Beyond 5G phones, imagine all kinds of 5G devices working together to create 5G homes. This is the future of 5G wireless networks. 5G technology may even generate US$13.2 trillion of goods and services—and create as many as 22.3 million jobs—by 2035.
Samsung’s 5G network solutions are being built on Red Hat OpenShift.
Red Hat helped Verizon build a cloud-native 5G core.

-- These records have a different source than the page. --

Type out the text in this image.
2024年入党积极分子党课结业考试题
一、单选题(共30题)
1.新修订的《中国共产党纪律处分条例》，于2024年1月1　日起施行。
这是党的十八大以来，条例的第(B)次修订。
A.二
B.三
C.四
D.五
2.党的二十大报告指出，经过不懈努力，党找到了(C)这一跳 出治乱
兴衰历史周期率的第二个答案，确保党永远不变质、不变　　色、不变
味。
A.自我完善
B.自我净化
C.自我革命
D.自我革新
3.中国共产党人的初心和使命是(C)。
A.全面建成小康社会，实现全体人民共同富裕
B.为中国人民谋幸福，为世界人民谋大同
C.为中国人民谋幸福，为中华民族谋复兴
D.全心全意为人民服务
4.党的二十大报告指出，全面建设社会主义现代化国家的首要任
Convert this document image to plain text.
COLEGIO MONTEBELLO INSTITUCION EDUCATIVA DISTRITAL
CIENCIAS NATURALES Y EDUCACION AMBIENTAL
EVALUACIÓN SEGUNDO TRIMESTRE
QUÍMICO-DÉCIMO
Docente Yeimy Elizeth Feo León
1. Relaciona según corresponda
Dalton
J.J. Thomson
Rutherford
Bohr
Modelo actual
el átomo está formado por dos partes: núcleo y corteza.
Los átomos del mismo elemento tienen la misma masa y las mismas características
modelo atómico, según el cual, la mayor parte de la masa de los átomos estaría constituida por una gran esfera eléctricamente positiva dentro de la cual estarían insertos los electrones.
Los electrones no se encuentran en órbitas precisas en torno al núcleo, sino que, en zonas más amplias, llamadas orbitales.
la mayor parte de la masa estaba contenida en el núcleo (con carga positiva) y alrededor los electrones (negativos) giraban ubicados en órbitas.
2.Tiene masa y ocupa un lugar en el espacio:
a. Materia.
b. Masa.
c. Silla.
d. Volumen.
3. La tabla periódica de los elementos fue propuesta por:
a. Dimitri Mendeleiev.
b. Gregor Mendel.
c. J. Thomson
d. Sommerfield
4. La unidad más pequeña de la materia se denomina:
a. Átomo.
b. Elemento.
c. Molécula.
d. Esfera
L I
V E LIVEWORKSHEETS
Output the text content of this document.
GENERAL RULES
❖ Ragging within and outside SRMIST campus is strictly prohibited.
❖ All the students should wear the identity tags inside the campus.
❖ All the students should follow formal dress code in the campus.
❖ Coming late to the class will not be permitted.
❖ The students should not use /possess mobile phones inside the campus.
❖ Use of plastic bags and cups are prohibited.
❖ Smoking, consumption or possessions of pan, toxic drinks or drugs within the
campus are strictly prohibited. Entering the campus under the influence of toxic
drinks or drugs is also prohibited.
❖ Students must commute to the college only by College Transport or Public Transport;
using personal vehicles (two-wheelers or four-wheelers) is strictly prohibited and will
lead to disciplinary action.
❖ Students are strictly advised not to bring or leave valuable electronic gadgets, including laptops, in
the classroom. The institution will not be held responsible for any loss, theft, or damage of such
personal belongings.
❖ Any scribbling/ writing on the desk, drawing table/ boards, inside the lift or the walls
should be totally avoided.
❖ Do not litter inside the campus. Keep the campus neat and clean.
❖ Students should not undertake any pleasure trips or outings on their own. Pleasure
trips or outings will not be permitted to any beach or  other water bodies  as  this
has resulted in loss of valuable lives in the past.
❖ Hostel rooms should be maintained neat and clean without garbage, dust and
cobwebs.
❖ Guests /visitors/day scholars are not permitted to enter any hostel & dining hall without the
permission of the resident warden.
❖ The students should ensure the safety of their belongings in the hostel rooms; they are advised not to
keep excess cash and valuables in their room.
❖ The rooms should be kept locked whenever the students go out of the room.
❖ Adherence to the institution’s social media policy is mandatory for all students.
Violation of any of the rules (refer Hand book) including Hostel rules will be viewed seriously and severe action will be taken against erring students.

Regional 5G leader created a unified cloud with Red Hat OpenStack®.
Ericsson partners with Red Hat to build solutions using OpenStack and containers.
Every business relies on the telecommunications industry for internet access. 5G will provide advantages to many businesses, especially through network slicing (more on this below): data used for entertainment and communication will get a slice of the network, while critical data will have a separate, dedicated slice. In order to realize this update to our infrastructure the telecommunications industry is focusing on the transition to 5G. This ongoing 5G network transformation often depends on the virtualization of radio access networks (RAN) and increasingly assumes that this future is container-based and cloud native. For telecommunications companies RANs represent significant overall network expenses, perform intensive and complex processing, and now face rapidly increasing demand as more edge and 5G use cases emerge for customers.
But through the virtualization of network functions telecommunications companies and ISPs can simplify network operations and improve flexibility, availability, and efficiency—all while serving an increasing number of devices and bandwidth-hungry applications. This means greater speed and flexibility for industries that rely on ISPs; which is all of them.